The liberated gold can then be dissolved in CIL cyanidation tanks fabricated locally and the carbon regenerated using technology from Summit Valley Equipment & Engineering of West Bountiful in Utah, USA. The Inco Process, as designed by SNC-Lavalin, is provided for cyanide destruction. Gold metal will be recovered by electrowinning and then smelted to 96- 97% gold bullion with minor amounts of silver. The whole system is designed to ensure that no arsenic or cyanide escapes to the natural environment. The bullion will be refined in Switzerland.

Optimistic Outlook
Based at the office in Espoo together with Financial Director Jarmo Frii and Technical Manager Sami Hindström, Ingmar Haga is Agnico-Eagle’s vice president Europe. Having worked for many years in Toronto with Outokumpu, he is very familiar with Canadian mining practices.

Haga pointed out that, having developed a very profitable operation at LaRonde in Quebec, the company is pursuing a growth strategy focused on systematic exploration of 100%-owned, secure title properties in low- to no-risk countries. In Canada, Goldex poured its first gold in May this year and Lapa should start production in 2009. Meanwhile AEM is undertaking a huge amount of exploration at several other projects in the Americas as well as in Finland, expecting to drill about 275 km in 2008, utilizing 25 drill rigs. The total expenditure is at the highest level in the company’s history.

In Europe, Haga’s mandate is to grow the company’s business using Kittilä as a base for investment. AEM’s exploration team of 10-11 people—half geologists, half technical support—is based at Kittilä. Some €5 million has been allocated for exploration outside the Kittilä property and, although some of this is being spent on the continuation of the Suurikuusikko Trend, work has started on an additional gold exploration program in Finland, at Oijärvi 400 km south of Kittilä, and contractor drilling is under way.

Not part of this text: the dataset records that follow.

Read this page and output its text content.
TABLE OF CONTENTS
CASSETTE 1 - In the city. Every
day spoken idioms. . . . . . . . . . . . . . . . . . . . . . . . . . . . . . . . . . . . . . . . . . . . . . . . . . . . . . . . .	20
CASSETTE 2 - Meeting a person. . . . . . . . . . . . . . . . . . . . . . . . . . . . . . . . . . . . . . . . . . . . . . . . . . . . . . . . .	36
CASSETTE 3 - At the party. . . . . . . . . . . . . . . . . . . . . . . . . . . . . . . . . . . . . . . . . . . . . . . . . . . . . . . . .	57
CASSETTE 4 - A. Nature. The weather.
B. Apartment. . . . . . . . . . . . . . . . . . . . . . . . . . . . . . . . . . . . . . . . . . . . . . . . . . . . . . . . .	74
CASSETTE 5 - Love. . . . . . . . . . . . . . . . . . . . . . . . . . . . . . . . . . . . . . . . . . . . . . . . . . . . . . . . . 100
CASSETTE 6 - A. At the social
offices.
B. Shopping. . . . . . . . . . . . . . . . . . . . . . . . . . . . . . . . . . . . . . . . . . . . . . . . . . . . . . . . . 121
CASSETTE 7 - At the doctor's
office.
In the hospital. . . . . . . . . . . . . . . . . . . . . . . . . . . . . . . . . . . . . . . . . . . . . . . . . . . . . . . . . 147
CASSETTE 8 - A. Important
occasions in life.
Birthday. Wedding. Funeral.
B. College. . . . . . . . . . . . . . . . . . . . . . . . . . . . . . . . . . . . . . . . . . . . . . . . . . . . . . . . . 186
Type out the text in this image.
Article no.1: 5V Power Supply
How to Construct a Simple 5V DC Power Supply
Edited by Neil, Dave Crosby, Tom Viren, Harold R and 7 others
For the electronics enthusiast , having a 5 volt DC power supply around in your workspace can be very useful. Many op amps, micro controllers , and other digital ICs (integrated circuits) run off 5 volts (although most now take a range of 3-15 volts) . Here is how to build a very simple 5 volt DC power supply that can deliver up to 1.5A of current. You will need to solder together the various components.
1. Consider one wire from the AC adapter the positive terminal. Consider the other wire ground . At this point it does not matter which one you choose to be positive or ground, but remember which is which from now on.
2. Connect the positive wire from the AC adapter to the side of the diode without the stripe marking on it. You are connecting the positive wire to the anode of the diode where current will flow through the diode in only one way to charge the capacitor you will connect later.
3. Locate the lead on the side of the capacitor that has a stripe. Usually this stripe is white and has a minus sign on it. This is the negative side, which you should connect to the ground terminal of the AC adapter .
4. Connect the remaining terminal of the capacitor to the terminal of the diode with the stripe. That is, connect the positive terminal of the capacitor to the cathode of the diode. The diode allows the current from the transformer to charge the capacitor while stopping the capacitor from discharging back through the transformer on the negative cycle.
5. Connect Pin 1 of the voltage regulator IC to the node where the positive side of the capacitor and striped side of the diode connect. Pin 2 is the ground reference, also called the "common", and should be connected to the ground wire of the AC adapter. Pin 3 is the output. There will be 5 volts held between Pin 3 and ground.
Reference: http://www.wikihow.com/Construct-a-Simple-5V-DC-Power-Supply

At Kittilä itself, six diamond drills continue to operate. Four drill rigs are located on the property covered by the Kittilä mining lease, including an underground drill. These machines are dedicated to further definition of the current reserves and resources and are attempting to extend the resources at depth and along strike. The remaining two drills continue to be focused on exploration outside of the Kittilä mining lease along the Suurikuusikko Trend. AEM has claims covering the whole 25-km-long structure, Haga remarked.

According to Sean Boyd, vice chairman and CEO of AEM, the recent exploration success at Kittilä provides optimism that this property is just one of several in the company’s portfolio that could ultimately grow to contain more than 5 million oz of gold reserves. At December 31, 2007, proven and probable gold reserves hit a record of 16.7 million oz and the company is well positioned to achieve its gold reserve target of 18 million to 20 million oz. Gold resources also continued to grow to record levels. AEM’s indicated mineral resource now stands at 2.8 million oz while the inferred mineral resource stands at 4.7 million oz. Historically, says Agnico-Eagle, the company has had great success in converting its gold resources to reserves. AEM anticipates total gold production between 300,000 and 320,000 oz in 2008, compared with 230,000 oz in 2007, and all the present main projects should be producing within three years, further increasing the company’s output.